Earlier this year, I wrote about album single “Say The Name.” Centered around a hook that features Scarface’s evocative lyric from “Mind Playing Tricks on Me” — “Candlesticks in the dark, visions of bodies being burned” — chopped and screed paired with wobbling, twitter and woofer rocking low-end, industrial clang and clatter, arpeggiated synths and Diggs’ tongue twisting flow, full of surrealistic and gory lyrics. And while full of fantastic imagery of demons in the flames, hell spawn and more, bullet holes and more, the song evokes a slow-burning, menace and horror that feels familiar — the sort of horror of seeing a man snuffed out in public on video with replays from different angles and commentary like a key play in a ballgame.

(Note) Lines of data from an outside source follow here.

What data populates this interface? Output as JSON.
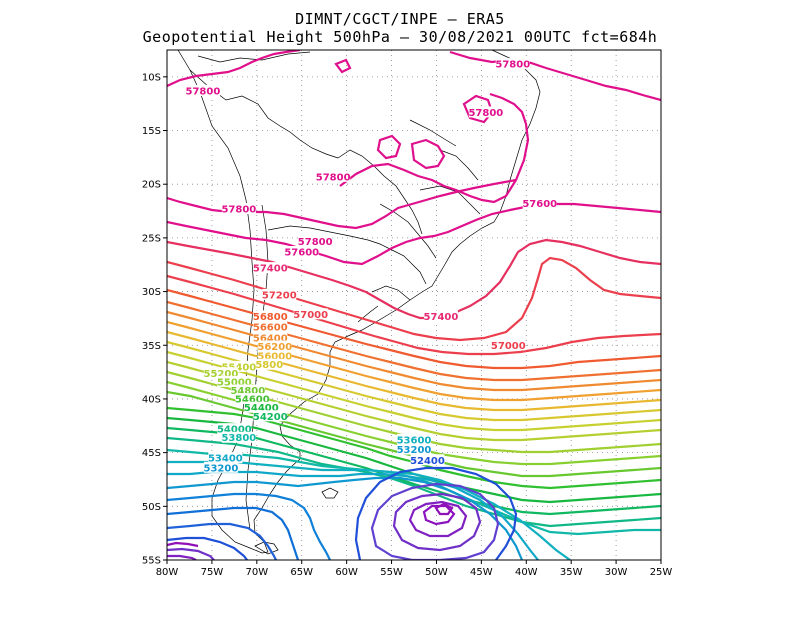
{
  "title": {
    "line1": "DIMNT/CGCT/INPE –  ERA5",
    "line2": "Geopotential Height 500hPa –  30/08/2021 00UTC fct=684h"
  },
  "map": {
    "lon_range": [
      -80,
      -25
    ],
    "lat_range": [
      -55,
      -7.5
    ],
    "lat_ticks": [
      {
        "value": -10,
        "label": "10S"
      },
      {
        "value": -15,
        "label": "15S"
      },
      {
        "value": -20,
        "label": "20S"
      },
      {
        "value": -25,
        "label": "25S"
      },
      {
        "value": -30,
        "label": "30S"
      },
      {
        "value": -35,
        "label": "35S"
      },
      {
        "value": -40,
        "label": "40S"
      },
      {
        "value": -45,
        "label": "45S"
      },
      {
        "value": -50,
        "label": "50S"
      },
      {
        "value": -55,
        "label": "55S"
      }
    ],
    "lon_ticks": [
      {
        "value": -80,
        "label": "80W"
      },
      {
        "value": -75,
        "label": "75W"
      },
      {
        "value": -70,
        "label": "70W"
      },
      {
        "value": -65,
        "label": "65W"
      },
      {
        "value": -60,
        "label": "60W"
      },
      {
        "value": -55,
        "label": "55W"
      },
      {
        "value": -50,
        "label": "50W"
      },
      {
        "value": -45,
        "label": "45W"
      },
      {
        "value": -40,
        "label": "40W"
      },
      {
        "value": -35,
        "label": "35W"
      },
      {
        "value": -30,
        "label": "30W"
      },
      {
        "value": -25,
        "label": "25W"
      }
    ],
    "grid": "dotted",
    "contour_interval": 200,
    "contour_labels": [
      {
        "text": "57800",
        "lon": -76,
        "lat": -11.5,
        "color": "#e0108c"
      },
      {
        "text": "57800",
        "lon": -44.5,
        "lat": -13.5,
        "color": "#e0108c"
      },
      {
        "text": "57800",
        "lon": -41.5,
        "lat": -9.0,
        "color": "#e0108c"
      },
      {
        "text": "57800",
        "lon": -61.5,
        "lat": -19.5,
        "color": "#e0108c"
      },
      {
        "text": "57800",
        "lon": -72.0,
        "lat": -22.5,
        "color": "#e0108c"
      },
      {
        "text": "57800",
        "lon": -63.5,
        "lat": -25.5,
        "color": "#e0108c"
      },
      {
        "text": "57600",
        "lon": -65.0,
        "lat": -26.5,
        "color": "#e0108c"
      },
      {
        "text": "57600",
        "lon": -38.5,
        "lat": -22.0,
        "color": "#e0108c"
      },
      {
        "text": "57400",
        "lon": -68.5,
        "lat": -28.0,
        "color": "#e62a74"
      },
      {
        "text": "57400",
        "lon": -49.5,
        "lat": -32.5,
        "color": "#e62a74"
      },
      {
        "text": "57200",
        "lon": -67.5,
        "lat": -30.5,
        "color": "#ec3f4e"
      },
      {
        "text": "57000",
        "lon": -64.0,
        "lat": -32.3,
        "color": "#ec3f4e"
      },
      {
        "text": "57000",
        "lon": -42.0,
        "lat": -35.2,
        "color": "#ec3f4e"
      },
      {
        "text": "56800",
        "lon": -68.5,
        "lat": -32.5,
        "color": "#f05a30"
      },
      {
        "text": "56600",
        "lon": -68.5,
        "lat": -33.5,
        "color": "#f07030"
      },
      {
        "text": "56400",
        "lon": -68.5,
        "lat": -34.5,
        "color": "#f08a30"
      },
      {
        "text": "56200",
        "lon": -68.0,
        "lat": -35.3,
        "color": "#f0a030"
      },
      {
        "text": "56000",
        "lon": -68.0,
        "lat": -36.2,
        "color": "#e8b830"
      },
      {
        "text": "55800",
        "lon": -69.0,
        "lat": -37.0,
        "color": "#d8c830"
      },
      {
        "text": "55400",
        "lon": -72.0,
        "lat": -37.2,
        "color": "#c0d030"
      },
      {
        "text": "55200",
        "lon": -74.0,
        "lat": -37.8,
        "color": "#a8d030"
      },
      {
        "text": "55000",
        "lon": -72.5,
        "lat": -38.6,
        "color": "#90d030"
      },
      {
        "text": "54800",
        "lon": -71.0,
        "lat": -39.4,
        "color": "#70c830"
      },
      {
        "text": "54600",
        "lon": -70.5,
        "lat": -40.2,
        "color": "#40c030"
      },
      {
        "text": "54400",
        "lon": -69.5,
        "lat": -41.0,
        "color": "#18b840"
      },
      {
        "text": "54200",
        "lon": -68.5,
        "lat": -41.8,
        "color": "#10b860"
      },
      {
        "text": "54000",
        "lon": -72.5,
        "lat": -43.0,
        "color": "#10b888"
      },
      {
        "text": "53800",
        "lon": -72.0,
        "lat": -43.8,
        "color": "#10b8a8"
      },
      {
        "text": "53600",
        "lon": -52.5,
        "lat": -44.0,
        "color": "#10b0c0"
      },
      {
        "text": "53400",
        "lon": -73.5,
        "lat": -45.7,
        "color": "#10a8c8"
      },
      {
        "text": "53200",
        "lon": -52.5,
        "lat": -44.9,
        "color": "#1098d0"
      },
      {
        "text": "53200",
        "lon": -74.0,
        "lat": -46.6,
        "color": "#1098d0"
      },
      {
        "text": "52400",
        "lon": -51.0,
        "lat": -45.9,
        "color": "#2050d8"
      }
    ]
  }
}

The album’s second and latest single ’96 Neve Campbell” is a tribute to the self-aware “final girl” character of the post-slasher film cycle. Featuring vicious and swaggering guest spots from Inglewood’s Cam & China, the track envisions a final girl — or in this case final girls — who preemptively strike the slasher and fuck that ass up before he could get them. Simply put, this track is a straight up menacing banger featuring criminally under-appreciated talent. “We’ve been fans of theirs for a long time, going back to the days when they were in the group Pink Dollaz,” Clipping.’s Daveed Diggs says of their collaboration with Cam & China. “Cam and China continue to be some of the most consistent and under-appreciated lyricists on the West Coast. We’ve been trying to do a song with them for a while now, and this one felt like a perfect fit. They bodied it.”

The accompanying lyric video was directed by Clipping’s Jonathan Snipes and the group’s longtime collaborator Cristina Bercovitz.